RIPTACs are heterobifunctional molecules, but unlike PROTACs, they do not rely on ubiquitination and degradation. Instead, they operate through a “hold-and-kill” mechanism, forming exceptionally stable ternary complexes between a target protein and a pan-essential protein. Importantly, the essential-protein ligand binds weakly in isolation, ensuring that pharmacology is triggered only in cells where the target protein is present at sufficiently high levels. 
 
This mechanism offers distinct advantages in resistance settings. In prostate cancer, for example, RIPTACs can exploit the presence of full-length androgen receptor to drive pharmacology even when disease progression is driven by splice variants that evade conventional inhibitors and degraders. 
 
From a medicinal chemistry standpoint, Dr. Eastman emphasized that proximity drugs still obey many of the same principles as traditional small molecules. Oral bioavailability remains achievable, but only through careful management of hydrogen bonding, linker rigidity, polarity, and molecular weight.
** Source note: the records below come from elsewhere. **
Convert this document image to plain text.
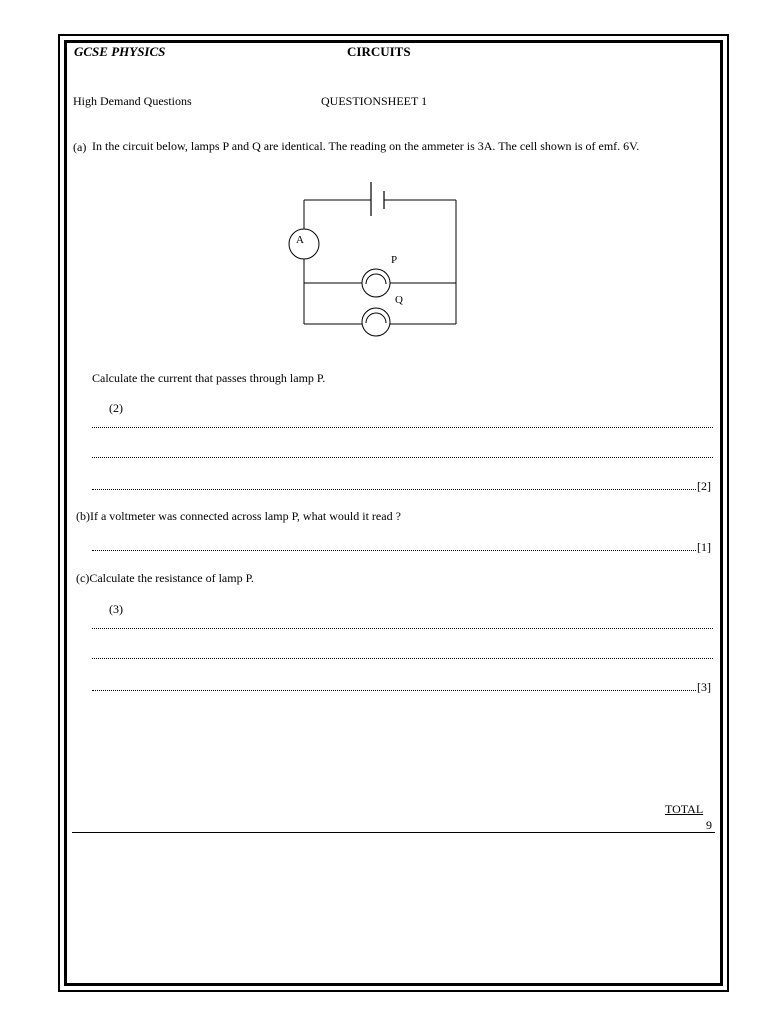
GCSE PHYSICS	CIRCUITS
High Demand Questions	QUESTIONSHEET 1
(a) In the circuit below, lamps P and Q are identical. The reading on the ammeter is 3A. The cell shown is of emf. 6V.
A
P
Q
Calculate the current that passes through lamp P.
(2)
[2]
(b)If a voltmeter was connected across lamp P, what would it read ?
[1]
(c)Calculate the resistance of lamp P.
(3)
[3]
TOTAL
9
Novel pharmacology does not eliminate the need for disciplined chemical design. 
 
The Road Ahead: Toward Precision Proximity Medicine 
As the webinar concluded, a clear message emerged. Protein degradation has evolved from an experimental concept into a validated therapeutic strategy—but it represents only one part of a rapidly expanding proximity ecosystem. 
 
Future progress will depend on: 
  • Expanding beyond a small set of well-characterized E3 ligases 
  • Applying a biology-first framework to modality selection 
  • Generating high-quality datasets to enable predictive modelling of ternary complex cooperativity 
  • Extending proximity strategies into new cellular compartments, including extracellular and membrane proteins 
  • Integrating proximity inducers with other modalities, such as antibody–degrader conjugates 
Chemical induced proximity is not replacing traditional drug discovery—it is augmenting it. By enabling precise control over protein fate, function, and localization, proximity-based approaches are opening therapeutic opportunities that were once considered unreachable. 
 
The next frontier will not be defined by a single technology, but by how intelligently these tools are matched to biology to deliver meaningful benefit to patients.